The malus fee, or tax, will rise up to 50,000 euros ($59,000) by 2022.
France is Europe’s second-largest car market.
Decisions like this could become commonplace before long.
This is news, good and bad, depending on where you stand. France’s decision to increase its CO2 emissions-based levies from the current maximum of 20,000 euros up to 50,000 euros by 2022 may very affect premium car sales which, once again, can be a good or bad thing.
The changes have not yet been implemented however the draft budget law presented by the French government could certainly cause a downturn in sales of high performance and luxury cars. For example, the Porsche 718 Spyder could be faced with a 40,000 euros penalty as early as next year. Priced from 96,500 euros, the near 50% increase in price will certainly turn buyers off. In the Lamborghini Urus’ case, priced from about 225,000 euros, the penalty may not affect the buyer quite as much.
Bloomberg reports that other countries in the EU charge similar levies however the amounts are considerably lower. For example, the top rate in Belgium and Italy is of only 2,500 euros.
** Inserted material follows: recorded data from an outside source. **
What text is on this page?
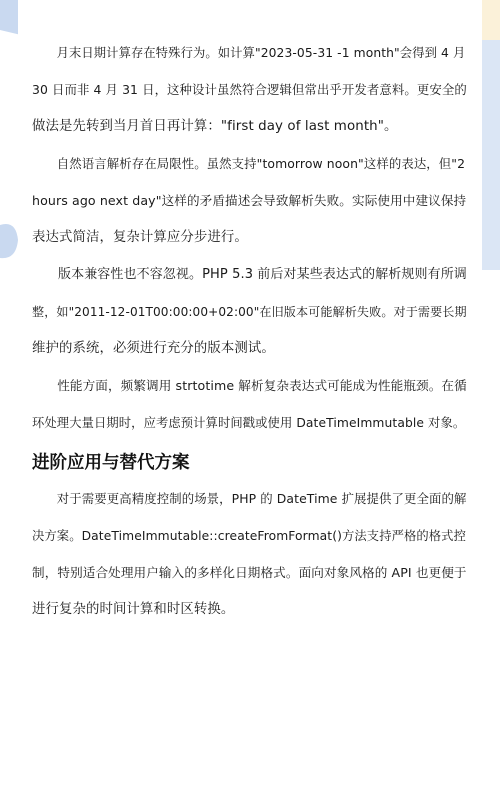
月末日期计算存在特殊行为。如计算"2023-05-31 -1 month"会得到 4 月
30 日而非 4 月 31 日，这种设计虽然符合逻辑但常出乎开发者意料。更安全的
做法是先转到当月首日再计算："first day of last month"。

自然语言解析存在局限性。虽然支持"tomorrow noon"这样的表达，但"2
hours ago next day"这样的矛盾描述会导致解析失败。实际使用中建议保持
表达式简洁，复杂计算应分步进行。

版本兼容性也不容忽视。PHP 5.3 前后对某些表达式的解析规则有所调
整，如"2011-12-01T00:00:00+02:00"在旧版本可能解析失败。对于需要长期
维护的系统，必须进行充分的版本测试。

性能方面，频繁调用 strtotime 解析复杂表达式可能成为性能瓶颈。在循
环处理大量日期时，应考虑预计算时间戳或使用 DateTimeImmutable 对象。

进阶应用与替代方案

对于需要更高精度控制的场景，PHP 的 DateTime 扩展提供了更全面的解
决方案。DateTimeImmutable::createFromFormat()方法支持严格的格式控
制，特别适合处理用户输入的多样化日期格式。面向对象风格的 API 也更便于
进行复杂的时间计算和时区转换。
France’s plans may put pressure on other EU countries in order to reach the European Union’s 2030 Climate Target Plan: reducing CO2 emissions by 55% from 1990 levels rather than the previously planned 40%.
Independently from this, California has already announced that they will ban sales of the internal combustion engine (without electrification) by 2035. These measures, although necessary for the environment, may affect some manufacturers’ bottom line.